The parlor was quiet after the children left. 

“Tell me, you’re joking.” Violet’s voice was breaking, reflecting the state of her heart.

“I never want to be the bearer of bad news. If it wasn’t true, I will not come to your house and start spouting nonsense. Yesterday, I slept in a hotel. I already decided that I will come and see you before I go back to Enugu but it was so late and I couldn’t as well come and start knocking on your gate by that time. I saw Oyim and another girl leaving the hotel. I looked well to make sure.”

Violet was shaking her head, muttering, “It’s a lie.”

“I do hope it is, Violet. But I had to tell you myself before you hear it from one of those women’s mouths. You know how they talk.”

Hearing it from her didn’t soften the blow. How could it? Violet blindly reached for her plate of melon seeds and continued eating her watermelon. She remained that way until Oyim came back. She blindly went about preparing supper for the family.

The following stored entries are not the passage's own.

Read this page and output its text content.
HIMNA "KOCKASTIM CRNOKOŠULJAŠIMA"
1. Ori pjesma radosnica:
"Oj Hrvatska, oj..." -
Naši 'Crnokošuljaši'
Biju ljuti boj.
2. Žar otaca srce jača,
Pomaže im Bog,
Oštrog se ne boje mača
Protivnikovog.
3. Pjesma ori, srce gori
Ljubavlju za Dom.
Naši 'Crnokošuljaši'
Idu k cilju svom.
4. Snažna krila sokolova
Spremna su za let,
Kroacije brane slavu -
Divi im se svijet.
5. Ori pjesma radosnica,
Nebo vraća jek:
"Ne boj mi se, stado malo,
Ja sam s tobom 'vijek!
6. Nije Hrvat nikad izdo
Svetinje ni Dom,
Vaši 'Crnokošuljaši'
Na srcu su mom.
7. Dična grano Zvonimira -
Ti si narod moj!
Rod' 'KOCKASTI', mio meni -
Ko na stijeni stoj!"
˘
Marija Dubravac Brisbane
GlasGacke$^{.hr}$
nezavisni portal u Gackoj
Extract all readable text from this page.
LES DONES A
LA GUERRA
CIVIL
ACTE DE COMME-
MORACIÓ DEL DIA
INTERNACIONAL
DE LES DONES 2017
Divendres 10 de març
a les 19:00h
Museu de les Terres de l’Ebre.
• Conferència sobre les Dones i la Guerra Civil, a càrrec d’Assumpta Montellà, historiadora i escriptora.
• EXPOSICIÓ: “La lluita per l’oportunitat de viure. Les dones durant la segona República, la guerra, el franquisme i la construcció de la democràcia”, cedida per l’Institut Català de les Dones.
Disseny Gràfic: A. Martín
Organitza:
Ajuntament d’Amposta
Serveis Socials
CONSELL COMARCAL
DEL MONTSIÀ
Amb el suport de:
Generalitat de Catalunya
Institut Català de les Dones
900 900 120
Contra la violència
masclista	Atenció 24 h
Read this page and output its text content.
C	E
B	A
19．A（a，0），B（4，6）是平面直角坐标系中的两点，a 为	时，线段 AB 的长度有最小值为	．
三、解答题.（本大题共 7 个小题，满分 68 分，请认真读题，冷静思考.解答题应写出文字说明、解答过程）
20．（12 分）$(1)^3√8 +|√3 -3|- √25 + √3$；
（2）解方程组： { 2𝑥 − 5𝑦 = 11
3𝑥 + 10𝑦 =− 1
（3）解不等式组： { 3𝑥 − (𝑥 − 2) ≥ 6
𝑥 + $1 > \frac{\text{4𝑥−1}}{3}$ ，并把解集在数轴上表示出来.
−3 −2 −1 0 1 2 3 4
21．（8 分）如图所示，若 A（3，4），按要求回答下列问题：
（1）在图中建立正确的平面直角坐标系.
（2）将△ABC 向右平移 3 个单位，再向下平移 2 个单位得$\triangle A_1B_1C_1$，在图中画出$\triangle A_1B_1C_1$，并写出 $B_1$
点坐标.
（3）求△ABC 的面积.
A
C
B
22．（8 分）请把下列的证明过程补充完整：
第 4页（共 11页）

That night, when Oyim ran his hands through her body, she remained stiff, shutting herself from the pleasure he was giving. If he noticed, he didn’t say anything, rolling off when he was done and switching off the lights. 

That night, Violet stared wide-eyed at the ceiling in the dark room, listening to the snores coming from Oyim. When it was almost two in the morning, she stood up and left the room, heading towards the twins’ room. The smell of the pears baby oil her children rubbed that evening, were the calming balm that lulled her to sleep towards the early hours of the morning.